This is something I don't feel like I can talk about on Facebook, and my closest friends already know my story. I felt like talking about it here just to get my feelings out, and as a reminder to look back upon when I lose track of my path.
I haven't been employed for years now. In that time, many habits and abilities that most people take for granted have fallen to the wayside. It was a slow process, so that I didn't even see it happening, until suddenly my days were empty.
I have more than one impairment that led to this period of unemployment. But the biggest one is the psychological blockage of not having a place of work to go to on a regular schedule. It makes me feel like I'm not a part of society, and it gives me the appearance of helplessness.
I want very much to return to work someday. That may not be traditional work. It may just be keeping busy. But however you define it, I'd like to have the meaning that derives from having a structured, fruitful life.
This relates to my fitness journey very closely--
1. Re-establishing an exercise habit helps me to bring order back to my day, and restore the discipline necessary to perform work of any kind.

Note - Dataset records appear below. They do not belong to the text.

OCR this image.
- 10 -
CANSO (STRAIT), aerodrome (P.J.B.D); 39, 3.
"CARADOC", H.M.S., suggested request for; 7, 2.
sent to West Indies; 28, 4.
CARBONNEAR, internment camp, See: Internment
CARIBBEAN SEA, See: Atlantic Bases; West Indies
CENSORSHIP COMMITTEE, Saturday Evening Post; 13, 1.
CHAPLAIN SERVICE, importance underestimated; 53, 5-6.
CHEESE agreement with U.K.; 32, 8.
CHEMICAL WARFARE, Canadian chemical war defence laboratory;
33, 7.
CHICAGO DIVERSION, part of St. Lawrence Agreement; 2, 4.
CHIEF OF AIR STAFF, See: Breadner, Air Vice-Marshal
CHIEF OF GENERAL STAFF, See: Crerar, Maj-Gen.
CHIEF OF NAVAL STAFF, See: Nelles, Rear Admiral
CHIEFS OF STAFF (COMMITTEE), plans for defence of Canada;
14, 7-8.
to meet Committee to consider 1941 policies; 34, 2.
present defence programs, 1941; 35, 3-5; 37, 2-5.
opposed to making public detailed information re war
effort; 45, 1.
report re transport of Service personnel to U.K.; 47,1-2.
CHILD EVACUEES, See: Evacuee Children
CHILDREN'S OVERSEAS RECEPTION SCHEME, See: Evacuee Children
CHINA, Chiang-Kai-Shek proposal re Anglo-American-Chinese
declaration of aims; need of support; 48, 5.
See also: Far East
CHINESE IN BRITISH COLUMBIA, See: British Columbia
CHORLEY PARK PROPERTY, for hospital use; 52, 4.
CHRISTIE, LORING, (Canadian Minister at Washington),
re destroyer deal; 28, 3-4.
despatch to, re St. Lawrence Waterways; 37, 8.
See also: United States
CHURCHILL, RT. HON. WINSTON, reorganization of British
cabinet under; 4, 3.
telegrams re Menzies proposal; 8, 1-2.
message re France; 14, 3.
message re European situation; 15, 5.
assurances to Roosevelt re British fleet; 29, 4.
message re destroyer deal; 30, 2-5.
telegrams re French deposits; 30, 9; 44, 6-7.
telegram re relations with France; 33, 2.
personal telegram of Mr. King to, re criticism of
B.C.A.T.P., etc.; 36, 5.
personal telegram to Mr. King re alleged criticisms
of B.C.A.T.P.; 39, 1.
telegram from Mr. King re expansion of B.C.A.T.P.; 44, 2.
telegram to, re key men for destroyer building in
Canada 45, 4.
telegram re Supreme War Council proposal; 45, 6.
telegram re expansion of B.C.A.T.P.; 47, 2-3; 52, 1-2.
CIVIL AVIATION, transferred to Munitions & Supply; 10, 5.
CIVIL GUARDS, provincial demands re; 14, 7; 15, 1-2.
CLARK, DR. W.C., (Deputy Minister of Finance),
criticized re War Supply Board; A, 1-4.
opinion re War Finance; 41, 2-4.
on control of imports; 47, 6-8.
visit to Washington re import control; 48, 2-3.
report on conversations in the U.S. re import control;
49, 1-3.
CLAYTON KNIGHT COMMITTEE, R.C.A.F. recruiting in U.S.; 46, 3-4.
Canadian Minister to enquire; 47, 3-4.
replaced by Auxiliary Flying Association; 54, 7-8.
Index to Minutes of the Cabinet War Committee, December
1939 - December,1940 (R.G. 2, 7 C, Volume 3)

2. Being out of shape brings fatigue, mental fogginess, and lack of stamina that are not conducive to long periods of work or concentration.
3. Fitness is part of living a balanced life, and will (hopefully) help ease my physical limitation as well.
4. Coupling these journeys means that I can leverage the wonderful sparkpeople community for commiseration and support!
5. I simply need something in my life to strive for.
As a mentioned in earlier posts this week, I've returned to sparkpeople during week 3 of restarting my exercise program with walking. This is the beginning of week four, and I want to start it off right. Just writing this post is getting me revved up to go to the gym this evening!